Estimated at £2500-3500 on November 5-7 by the Norwich firm, the hallmarked 15ct gold medal by Vaughton & Sons of Birmingham awarded to the 5ft 2½in Frederick ‘Fanny’ Ingram Walden (1888-1949) instead made a hefty £32,000 from a room bidder. It was sold by a descendant of Walden.
It was one of five gold hallmarked medals awarded to Walden offered in this auction.
Tottenham Hotspur player Walden in fact missed the 1921 final through injury, which explains the rarity value of this honour. It was presented to him not at the game but by his club as a member of the team who beat Wolverhampton Wanderers 1-0 (their second FA Cup success).

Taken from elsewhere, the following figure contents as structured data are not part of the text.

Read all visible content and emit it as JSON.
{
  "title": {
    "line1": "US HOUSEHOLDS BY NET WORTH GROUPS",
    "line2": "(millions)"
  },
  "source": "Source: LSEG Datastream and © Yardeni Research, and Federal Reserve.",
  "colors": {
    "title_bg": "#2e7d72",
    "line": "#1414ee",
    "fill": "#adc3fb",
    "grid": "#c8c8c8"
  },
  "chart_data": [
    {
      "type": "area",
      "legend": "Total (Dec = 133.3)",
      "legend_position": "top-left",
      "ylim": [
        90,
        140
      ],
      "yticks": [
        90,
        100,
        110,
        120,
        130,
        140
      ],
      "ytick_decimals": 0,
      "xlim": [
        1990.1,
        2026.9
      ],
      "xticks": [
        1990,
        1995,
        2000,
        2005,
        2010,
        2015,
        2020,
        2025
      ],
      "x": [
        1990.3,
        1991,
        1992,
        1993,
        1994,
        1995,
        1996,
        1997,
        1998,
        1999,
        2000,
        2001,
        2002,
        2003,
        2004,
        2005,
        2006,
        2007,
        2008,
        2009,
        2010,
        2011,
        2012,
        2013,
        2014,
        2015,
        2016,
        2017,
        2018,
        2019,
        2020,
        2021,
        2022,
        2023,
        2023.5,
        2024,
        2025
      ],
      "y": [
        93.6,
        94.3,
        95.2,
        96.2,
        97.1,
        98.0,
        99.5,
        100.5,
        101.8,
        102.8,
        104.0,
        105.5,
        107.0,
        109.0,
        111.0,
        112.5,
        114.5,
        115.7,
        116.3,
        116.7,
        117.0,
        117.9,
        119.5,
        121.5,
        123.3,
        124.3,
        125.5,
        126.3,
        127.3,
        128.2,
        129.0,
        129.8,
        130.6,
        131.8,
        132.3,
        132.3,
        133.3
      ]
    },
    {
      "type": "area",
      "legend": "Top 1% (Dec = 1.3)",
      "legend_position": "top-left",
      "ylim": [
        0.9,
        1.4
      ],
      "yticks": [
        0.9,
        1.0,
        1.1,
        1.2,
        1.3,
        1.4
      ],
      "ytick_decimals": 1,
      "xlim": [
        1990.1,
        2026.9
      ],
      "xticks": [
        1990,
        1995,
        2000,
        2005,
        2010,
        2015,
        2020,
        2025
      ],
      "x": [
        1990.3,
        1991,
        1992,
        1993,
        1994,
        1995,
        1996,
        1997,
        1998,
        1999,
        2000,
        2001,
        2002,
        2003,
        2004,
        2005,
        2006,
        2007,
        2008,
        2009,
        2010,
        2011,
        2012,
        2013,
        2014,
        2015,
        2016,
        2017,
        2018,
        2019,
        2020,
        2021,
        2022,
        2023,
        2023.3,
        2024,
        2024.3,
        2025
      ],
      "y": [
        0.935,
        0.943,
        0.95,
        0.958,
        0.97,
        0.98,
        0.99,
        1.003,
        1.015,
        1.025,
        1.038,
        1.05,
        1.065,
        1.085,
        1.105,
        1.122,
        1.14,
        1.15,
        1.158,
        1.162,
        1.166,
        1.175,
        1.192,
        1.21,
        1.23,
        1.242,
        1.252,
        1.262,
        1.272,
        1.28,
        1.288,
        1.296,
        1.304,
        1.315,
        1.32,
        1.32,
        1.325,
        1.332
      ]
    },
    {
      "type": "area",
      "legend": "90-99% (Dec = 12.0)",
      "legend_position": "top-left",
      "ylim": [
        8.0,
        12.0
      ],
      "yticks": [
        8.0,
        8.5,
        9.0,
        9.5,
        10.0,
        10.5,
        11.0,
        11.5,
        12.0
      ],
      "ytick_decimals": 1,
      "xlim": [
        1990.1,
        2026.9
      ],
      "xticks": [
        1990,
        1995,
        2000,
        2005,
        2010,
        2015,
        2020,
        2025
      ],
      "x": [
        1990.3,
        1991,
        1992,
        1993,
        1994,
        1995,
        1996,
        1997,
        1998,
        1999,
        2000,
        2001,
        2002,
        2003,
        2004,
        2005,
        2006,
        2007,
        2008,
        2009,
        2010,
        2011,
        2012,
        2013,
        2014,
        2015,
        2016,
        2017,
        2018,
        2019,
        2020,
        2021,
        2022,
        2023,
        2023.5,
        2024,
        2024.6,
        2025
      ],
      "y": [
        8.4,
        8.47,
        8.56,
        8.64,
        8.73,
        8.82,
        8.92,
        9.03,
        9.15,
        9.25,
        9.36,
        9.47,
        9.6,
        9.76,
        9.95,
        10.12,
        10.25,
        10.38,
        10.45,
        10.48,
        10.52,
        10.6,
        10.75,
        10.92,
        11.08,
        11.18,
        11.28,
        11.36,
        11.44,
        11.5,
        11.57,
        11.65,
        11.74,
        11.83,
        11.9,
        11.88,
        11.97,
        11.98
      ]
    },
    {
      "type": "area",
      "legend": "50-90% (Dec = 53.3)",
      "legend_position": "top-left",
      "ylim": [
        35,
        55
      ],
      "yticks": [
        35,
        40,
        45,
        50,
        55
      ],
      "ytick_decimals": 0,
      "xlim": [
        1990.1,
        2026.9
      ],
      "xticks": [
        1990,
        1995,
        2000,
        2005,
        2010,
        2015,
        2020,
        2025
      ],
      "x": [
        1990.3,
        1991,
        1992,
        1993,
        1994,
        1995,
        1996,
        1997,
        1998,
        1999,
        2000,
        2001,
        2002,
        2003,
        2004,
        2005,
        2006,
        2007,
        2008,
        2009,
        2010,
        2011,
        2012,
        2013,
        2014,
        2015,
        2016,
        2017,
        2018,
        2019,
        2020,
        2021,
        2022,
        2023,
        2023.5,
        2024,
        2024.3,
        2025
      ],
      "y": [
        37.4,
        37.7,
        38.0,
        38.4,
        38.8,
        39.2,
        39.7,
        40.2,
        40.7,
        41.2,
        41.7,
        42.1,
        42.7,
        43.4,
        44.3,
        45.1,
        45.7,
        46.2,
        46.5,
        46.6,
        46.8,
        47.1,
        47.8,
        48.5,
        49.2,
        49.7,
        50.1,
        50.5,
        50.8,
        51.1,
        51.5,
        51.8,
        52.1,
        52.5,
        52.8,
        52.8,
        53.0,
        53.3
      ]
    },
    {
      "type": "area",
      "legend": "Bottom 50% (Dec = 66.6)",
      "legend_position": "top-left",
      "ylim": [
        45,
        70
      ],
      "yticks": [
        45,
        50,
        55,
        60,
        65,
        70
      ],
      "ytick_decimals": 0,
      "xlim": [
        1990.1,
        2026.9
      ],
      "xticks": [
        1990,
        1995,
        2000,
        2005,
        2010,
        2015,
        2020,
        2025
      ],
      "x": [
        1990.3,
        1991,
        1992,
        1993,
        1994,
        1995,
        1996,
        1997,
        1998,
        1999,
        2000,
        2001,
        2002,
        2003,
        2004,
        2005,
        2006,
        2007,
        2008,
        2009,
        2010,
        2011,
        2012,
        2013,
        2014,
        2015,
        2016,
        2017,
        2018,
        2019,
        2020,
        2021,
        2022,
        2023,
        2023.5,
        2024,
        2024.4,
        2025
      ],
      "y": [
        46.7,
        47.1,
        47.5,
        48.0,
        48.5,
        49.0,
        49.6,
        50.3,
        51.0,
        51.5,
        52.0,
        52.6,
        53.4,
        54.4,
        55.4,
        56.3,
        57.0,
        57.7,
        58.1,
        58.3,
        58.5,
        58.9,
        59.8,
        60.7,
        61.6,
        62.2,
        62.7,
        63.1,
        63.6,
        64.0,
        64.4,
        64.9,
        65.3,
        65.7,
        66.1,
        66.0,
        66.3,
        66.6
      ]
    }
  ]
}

On the medal’s appeal, Tim Knight from the auction house said: “I feel it was probably the early FA Cup and Spurs connection plus of course it may well have been the only medal presented by the club for the final (so rare in its own right). There are a lot of Spurs collectors out there. Quite a price though –certainly took me by surprise.”
The actual design is similar to an official medal. It features two footballers and a football around a shield featuring the club emblem of a cockerel with Tottenham Hotspur in scrolls below to the obverse and to the verso Winners of the F.A. Cup. F. Walden.
This was the second of three FA Cup finals to be held at Stamford Bridge, Chelsea, and the attendance was 72,805. Walden had played in 23 of the league and cup matches played by Spurs in the 1920-21 season but missed the later part of the cup run, breaking down with a cartilage injury in February.
Walden began his career at Northampton Town under the renowned manager Herbert Chapman. He went to Spurs in 1913, then was reunited with Chapman at Leeds City as a wartime guest player before becoming a Spurs favourite again post-war.
Spurs had been relegated at the end of the 1914-15 season but were promoted back to the First Division as champions at the first attempt after wartime suspension of the league. Walden played in 31 of that 42-game season and scored four goals in league matches.
He won two England caps, with the first against Scotland in 1914, and also played cricket at county level for Northamptonshire between 1910-29.
His first England international medal sold at Knights for £1800 (estimate £1000-1500), his Football League medal v Southern League 1914 took £1800 (£500-700), an England medal v Scotland for a war-time military international in 1916 made £1700 (£300-500) and his Football League Division Two Champions 1919-20 medal sold for £3600 (£1800-2500).
They went to collectors via phone bids.
‘Fanny’ as a nickname at the time is thought to have referred to diminutive stature.